El asunto de la cortesía exige una discusión seria. Existen, si se quiere, unos problemas y límites que le son intrínsecos. Hay, por ejemplo, una dimensión estalinista de la cortesía. Me refiero, pues, a esa variedad de urbanidad que se impone sobre el prójimo de manera avasallante: cuando nos dan un regalo feo o cuando un amigo nos invita al bautizo de su hijo o a la presentación de su más reciente libro.
Pero existe, también, una cortesía socialdemócrata que no es menos pródiga a la hora de suscitar problemas. Es, como la socialdemocracia, una forma de oportunismo honrado y paralizador. Pienso en una escena paroxística, absurda, en la que dos conductores se pasan tres días enteros ofreciéndose campo en una rotonda.
Confieso que he cultivado este último tipo de cortesía. Es más, confieso que no hace mucho la cultivé. Todos los miércoles, en mi trabajo, aparecen un par de mujeres que venden pan dulce, queque y galletas. Madre e hija se pasan con un canasto por los pasillos y la gente, entonces, se abalanza a comprar esos milagrosos embutidos de carbohidratos.
Las mujeres encuentran en esta actividad comercial una forma de sustento y, según tengo entendido, lo hacen desde hace muchísimos años. Son como buhoneras bienhechoras que vagan por San Pedro alegrando la panza de los burócratas del saber.
En mi trabajo, según he podido comprobar, tienen un verdadero mercado cautivo. Todo el mundo les compra. Y sospecho que lo hacen más por bondad y solidaridad que por glotonería.
La cosa es que mi esposa prepara unas galletas de macadamia y mermelada absurdamente ricas. Una noche de martes, luego de hornear una buena cantidad de esas galletas, brotó un dulce germen de nobleza que terminó en tarascada: ¿por qué no les llevás galletas a tus compañeros de trabajo?
Yo entonces me figuraba como un Prometeo calórico que repartía galletitas e iluminaba al mundo entero. Al día siguiente, en efecto, llegué muy orondo, muy puntual, saludé no sin cierta ufanía y pasé por cada oficina regalando galletas.
Todo iba de maravilla hasta que en un pasillo sucedió lo previsible: nos topamos.
Ellas, las buhoneras calóricas, con su canasta.
Yo, herido de cortesía socialdemócrata, con una bolsa cada vez más diezmada de galletas.

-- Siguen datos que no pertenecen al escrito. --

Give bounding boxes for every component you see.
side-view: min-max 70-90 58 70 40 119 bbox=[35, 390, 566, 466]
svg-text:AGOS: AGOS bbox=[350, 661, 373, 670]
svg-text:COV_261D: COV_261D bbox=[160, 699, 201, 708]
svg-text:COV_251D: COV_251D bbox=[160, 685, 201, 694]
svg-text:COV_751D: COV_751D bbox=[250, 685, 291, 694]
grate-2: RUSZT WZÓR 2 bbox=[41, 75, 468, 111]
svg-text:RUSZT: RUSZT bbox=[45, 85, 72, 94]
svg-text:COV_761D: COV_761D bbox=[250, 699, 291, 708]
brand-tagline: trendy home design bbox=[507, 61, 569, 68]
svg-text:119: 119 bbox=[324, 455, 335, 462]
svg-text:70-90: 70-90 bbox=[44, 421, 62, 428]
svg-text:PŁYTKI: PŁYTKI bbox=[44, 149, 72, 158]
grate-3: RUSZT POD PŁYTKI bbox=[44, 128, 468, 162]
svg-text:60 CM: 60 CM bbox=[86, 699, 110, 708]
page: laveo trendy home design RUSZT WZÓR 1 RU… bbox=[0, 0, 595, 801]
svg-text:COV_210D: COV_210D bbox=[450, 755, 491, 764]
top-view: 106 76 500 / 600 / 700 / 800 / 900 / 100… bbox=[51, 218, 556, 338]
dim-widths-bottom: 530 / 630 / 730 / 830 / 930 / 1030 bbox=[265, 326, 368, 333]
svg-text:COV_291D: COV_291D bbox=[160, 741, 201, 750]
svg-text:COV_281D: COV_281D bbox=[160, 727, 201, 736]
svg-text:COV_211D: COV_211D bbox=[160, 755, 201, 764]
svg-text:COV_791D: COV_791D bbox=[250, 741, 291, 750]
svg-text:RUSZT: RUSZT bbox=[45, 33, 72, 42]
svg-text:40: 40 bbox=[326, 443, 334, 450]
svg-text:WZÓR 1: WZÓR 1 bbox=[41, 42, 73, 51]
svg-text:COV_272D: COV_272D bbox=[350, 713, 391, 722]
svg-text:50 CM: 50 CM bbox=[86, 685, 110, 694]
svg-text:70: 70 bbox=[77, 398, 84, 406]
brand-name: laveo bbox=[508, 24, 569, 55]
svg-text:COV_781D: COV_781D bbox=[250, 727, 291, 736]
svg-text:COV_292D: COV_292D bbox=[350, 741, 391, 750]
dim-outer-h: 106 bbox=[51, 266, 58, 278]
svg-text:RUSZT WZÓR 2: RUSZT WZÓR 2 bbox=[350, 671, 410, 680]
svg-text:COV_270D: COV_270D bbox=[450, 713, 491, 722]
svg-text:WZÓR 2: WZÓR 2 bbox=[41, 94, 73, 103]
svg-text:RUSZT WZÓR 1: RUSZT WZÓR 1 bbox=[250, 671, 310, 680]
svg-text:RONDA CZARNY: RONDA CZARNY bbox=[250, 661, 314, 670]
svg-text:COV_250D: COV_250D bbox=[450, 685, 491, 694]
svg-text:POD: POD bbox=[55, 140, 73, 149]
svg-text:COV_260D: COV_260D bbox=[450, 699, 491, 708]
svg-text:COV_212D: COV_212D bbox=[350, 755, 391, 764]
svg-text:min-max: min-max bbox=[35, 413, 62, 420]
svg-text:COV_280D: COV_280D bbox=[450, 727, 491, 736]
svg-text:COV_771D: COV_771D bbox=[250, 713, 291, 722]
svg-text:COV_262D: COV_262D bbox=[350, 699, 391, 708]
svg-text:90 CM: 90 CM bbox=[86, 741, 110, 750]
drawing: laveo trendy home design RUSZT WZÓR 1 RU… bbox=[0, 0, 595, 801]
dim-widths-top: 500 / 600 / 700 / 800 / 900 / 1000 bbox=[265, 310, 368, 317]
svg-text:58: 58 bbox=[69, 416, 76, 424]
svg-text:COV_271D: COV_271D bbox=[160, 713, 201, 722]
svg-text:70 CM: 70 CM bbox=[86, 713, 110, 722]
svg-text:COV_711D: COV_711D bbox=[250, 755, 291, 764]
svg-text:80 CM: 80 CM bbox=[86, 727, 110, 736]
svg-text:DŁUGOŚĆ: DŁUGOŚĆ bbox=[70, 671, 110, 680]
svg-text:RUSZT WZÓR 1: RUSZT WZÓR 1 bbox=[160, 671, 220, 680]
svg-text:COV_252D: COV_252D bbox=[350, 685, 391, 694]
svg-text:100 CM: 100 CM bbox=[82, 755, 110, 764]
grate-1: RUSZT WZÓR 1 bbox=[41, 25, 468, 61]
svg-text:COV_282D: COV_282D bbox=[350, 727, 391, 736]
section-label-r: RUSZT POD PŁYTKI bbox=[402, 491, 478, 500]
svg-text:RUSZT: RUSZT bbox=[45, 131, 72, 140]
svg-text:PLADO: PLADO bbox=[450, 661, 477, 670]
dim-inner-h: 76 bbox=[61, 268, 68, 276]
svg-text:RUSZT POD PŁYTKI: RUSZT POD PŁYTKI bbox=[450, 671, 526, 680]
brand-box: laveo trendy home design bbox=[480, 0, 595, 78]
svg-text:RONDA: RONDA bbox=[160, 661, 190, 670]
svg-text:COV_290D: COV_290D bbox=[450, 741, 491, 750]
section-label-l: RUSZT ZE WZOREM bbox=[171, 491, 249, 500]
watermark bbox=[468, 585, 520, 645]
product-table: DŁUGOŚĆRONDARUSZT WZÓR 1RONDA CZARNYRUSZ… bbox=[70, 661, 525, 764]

Aquello era como la trampa de Tucídides en versión repostera. Pude haber alegado que soy una persona distraída en exceso, que no me acordaba de que ellas pasan los miércoles, que mi intención no era introducir una distorsión en las dinámicas del mercado. Pero no, honré mi noble prosapia de pusilánimes y timoratos y les dije: "¿Quieren una galletita? Las hizo mi esposa".
En el más reciente episodio de La Telaraña, la chef Isabel Campabadal y la nutricionista Gabriela Murillo conversaron sobre el azúcar y concluyeron que, con medida, nunca está mal gozar un postrecito sin el menor asomo de culpa.
Pude comprobarlo ese día en mi trabajo. Una doble ración de carbohidratos bastó para que todo saliera bien. Ahora que se avecina una campaña electoral con perfiles de carnicería, a lo mejor, algunas de nuestras disputas más severas podrían superarse con un plato de galletas. Quien quita y hasta debiéramos poner galletas en esas urnas de lo inesperado que hoy se nos antojan abismales.